IoT gateways are the most nascent of the gateways today, but they are out there and they’re vitally important to the success of IoT initiatives, perhaps more so than that of other gateways to their respective markets. This has to do with the protocols, which are not at all web-friendly protocols. While many consumer gadgets do speak “web”, it’s more and more the case that thing-makers are relying on IoT specific protocols like MQTT and CoAP because they are more efficient and consume less compute on the device. But the apps that receive that data don’t necessarily speak MQTT and even if they do, they can’t scale on their own to meet (hopefully outstanding) demand.
So arises the IoT gateway, which is fluent in the languages of IoT and the web, and can scale and secure access at the same time.

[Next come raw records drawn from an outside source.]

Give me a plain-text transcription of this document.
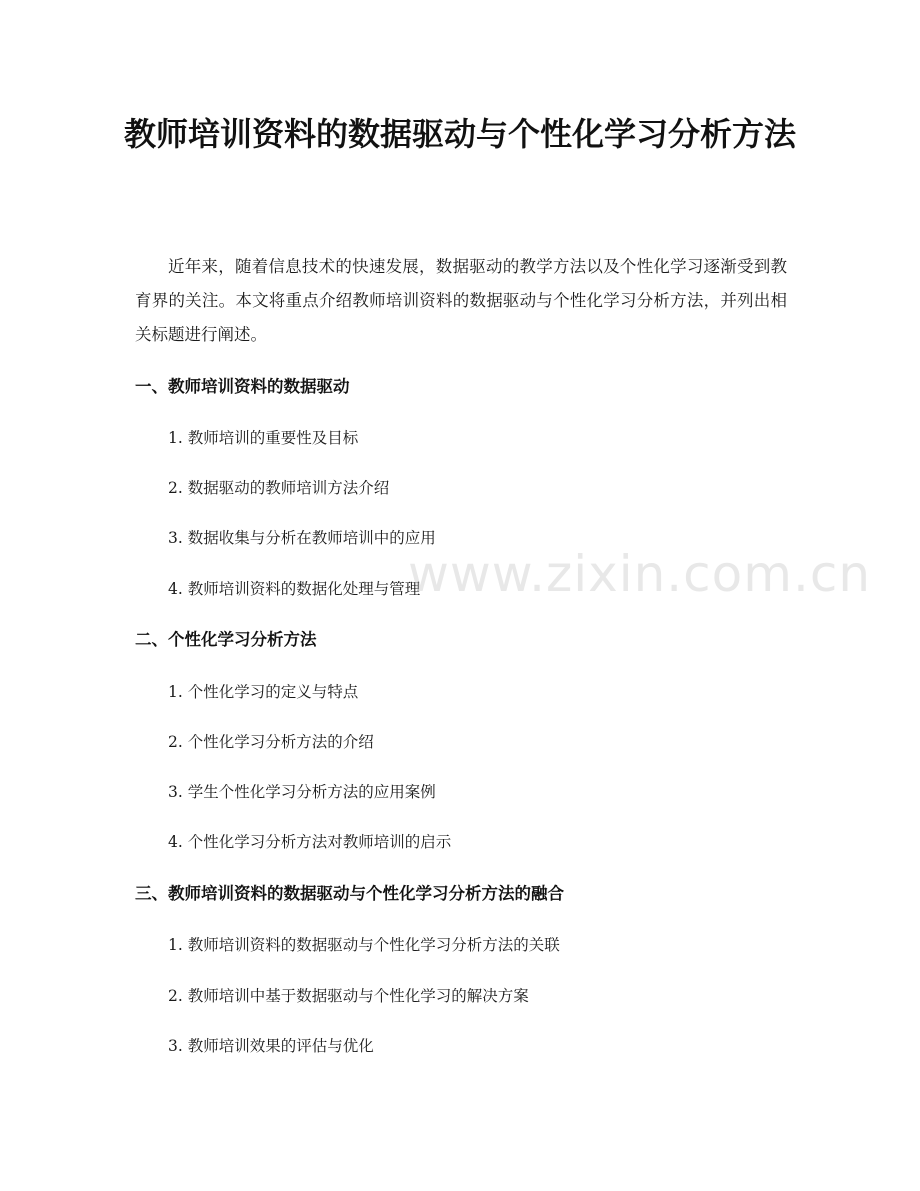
教师培训资料的数据驱动与个性化学习分析方法

近年来，随着信息技术的快速发展，数据驱动的教学方法以及个性化学习逐渐受到教育界的关注。本文将重点介绍教师培训资料的数据驱动与个性化学习分析方法，并列出相关标题进行阐述。

一、教师培训资料的数据驱动

1. 教师培训的重要性及目标

2. 数据驱动的教师培训方法介绍

3. 数据收集与分析在教师培训中的应用

4. 教师培训资料的数据化处理与管理

二、个性化学习分析方法

1. 个性化学习的定义与特点

2. 个性化学习分析方法的介绍

3. 学生个性化学习分析方法的应用案例

4. 个性化学习分析方法对教师培训的启示

三、教师培训资料的数据驱动与个性化学习分析方法的融合

1. 教师培训资料的数据驱动与个性化学习分析方法的关联

2. 教师培训中基于数据驱动与个性化学习的解决方案

3. 教师培训效果的评估与优化

www.zixin.com.cn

These gateways, like API gateways, need to be “smart” enough to translate and route requests and responses as well as detect anomalies or bad behavior to prevent exploitation.
Architecturally, gateways provide access to networks and applications. Requests are funneled through them, making them a strategic point of control at which access can be controlled, translations provided, and security enforced. They are a key enabler of new technologies as they afford organizations the ability to innovate during the natural transition period that occurs when any new technology or protocol emerges with less disruption and risk to existing business and apps.
While gateways tend to be viewed as architectural constructs they are just as frequently today key enablers of innovation that enable business to harness the power of emerging technologies.